Hospitals care a lot more about stability and predictability than the exact number on your base salary. You can leverage that.
What You Should Actually Prioritize
Let me boil this down so you don’t drown in details.
If you’re going to focus your energy, the things attendings most often regret not negotiating are:
Schedule and call
- FTE and days per week
- Call frequency, post-call rules, payment for extra call
- Protected admin/academic time, clearly defined
Exit-related landmines
- Tail coverage
- Noncompete radius/duration/scope
- Vesting on retirement, loan repayment, and bonuses
Quality-of-life benefits
- PTO quantity and structure
- CME funds and time
- Disability coverage and retirement match
You’ll notice “base salary” is not on that list. It matters, but not nearly as much as residents think. You can fix salary later by changing jobs or ramping up productivity. Fixing a bad noncompete or tail liability? Much harder.
| Step | Description |
|---|---|
| Step 1 | Review Offer |
| Step 2 | Negotiate FTE and Call |
| Step 3 | Check Retirement and Tail |
| Step 4 | Clarify PTO and CME |
| Step 5 | Limit Noncompete |
| Step 6 | Confirm Disability and Malpractice |
| Step 7 | Decide to Accept or Counter |
| Step 8 | Time or Money Priority |
Bottom Line
Three takeaways, and then you can go back to pretending your “standard benefits” are fine:
The worst regrets are about time, flexibility, and exit traps, not the extra 10–20k you didn’t get in base salary.

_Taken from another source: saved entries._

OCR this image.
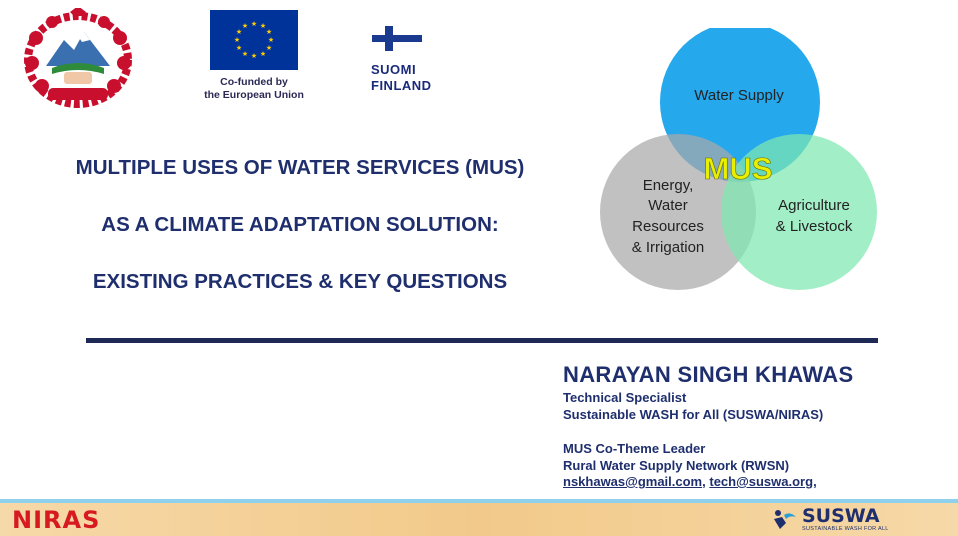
★ ★
★
★
★
★
★
★
★
★
★
★
Co-funded by
the European Union
SUOMI
FINLAND
MULTIPLE USES OF WATER SERVICES (MUS)
AS A CLIMATE ADAPTATION SOLUTION:
EXISTING PRACTICES & KEY QUESTIONS
Water Supply
MUS
Energy,
Water
Resources
& Irrigation
Agriculture
& Livestock
NARAYAN SINGH KHAWAS
Technical Specialist
Sustainable WASH for All (SUSWA/NIRAS)
MUS Co-Theme Leader
Rural Water Supply Network (RWSN)
nskhawas@gmail.com, tech@suswa.org,
NIRAS	SUSWA
SUSTAINABLE WASH FOR ALL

Tail coverage, noncompete clauses, and retirement/vesting terms quietly control your future options. You either negotiate them now or pay for them later.

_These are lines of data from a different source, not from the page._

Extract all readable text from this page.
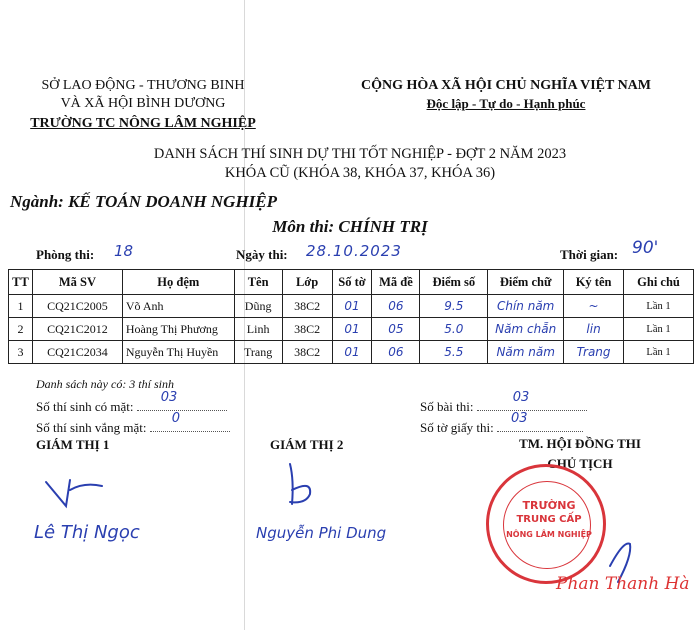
SỞ LAO ĐỘNG - THƯƠNG BINH
VÀ XÃ HỘI BÌNH DƯƠNG
TRƯỜNG TC NÔNG LÂM NGHIỆP
CỘNG HÒA XÃ HỘI CHỦ NGHĨA VIỆT NAM
Độc lập - Tự do - Hạnh phúc
DANH SÁCH THÍ SINH DỰ THI TỐT NGHIỆP - ĐỢT 2 NĂM 2023
KHÓA CŨ (KHÓA 38, KHÓA 37, KHÓA 36)
Ngành: KẾ TOÁN DOANH NGHIỆP
Môn thi: CHÍNH TRỊ
Phòng thi: 18	Ngày thi: 28.10.2023	Thời gian: 90'
TT	Mã SV	Họ đệm	Tên	Lớp	Số tờ	Mã đề	Điểm số	Điểm chữ	Ký tên	Ghi chú
1	CQ21C2005	Võ Anh	Dũng	38C2	01	06	9.5	Chín năm	~	Lần 1
2	CQ21C2012	Hoàng Thị Phương	Linh	38C2	01	05	5.0	Năm chẵn	lin	Lần 1
3	CQ21C2034	Nguyễn Thị Huyền	Trang	38C2	01	06	5.5	Năm năm	Trang	Lần 1
Danh sách này có: 3 thí sinh
Số thí sinh có mặt:
03
Số thí sinh vắng mặt:
0
Số bài thi:
03
Số tờ giấy thi:
03
GIÁM THỊ 1	GIÁM THỊ 2	TM. HỘI ĐỒNG THI
CHỦ TỊCH
Lê Thị Ngọc	Nguyễn Phi Dung
TRƯỜNG
TRUNG CẤP
NÔNG LÂM NGHIỆP
Phan Thanh Hà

Hospitals care about total package cost and stability, not just salary. Use that to push for what actually changes your life: sane schedule, real PTO, strong protection (malpractice, disability), and the freedom to leave if you need to.
Negotiate those, and future-you will not be the attending in the break room telling the new hires, “Yeah… I really screwed that part up.”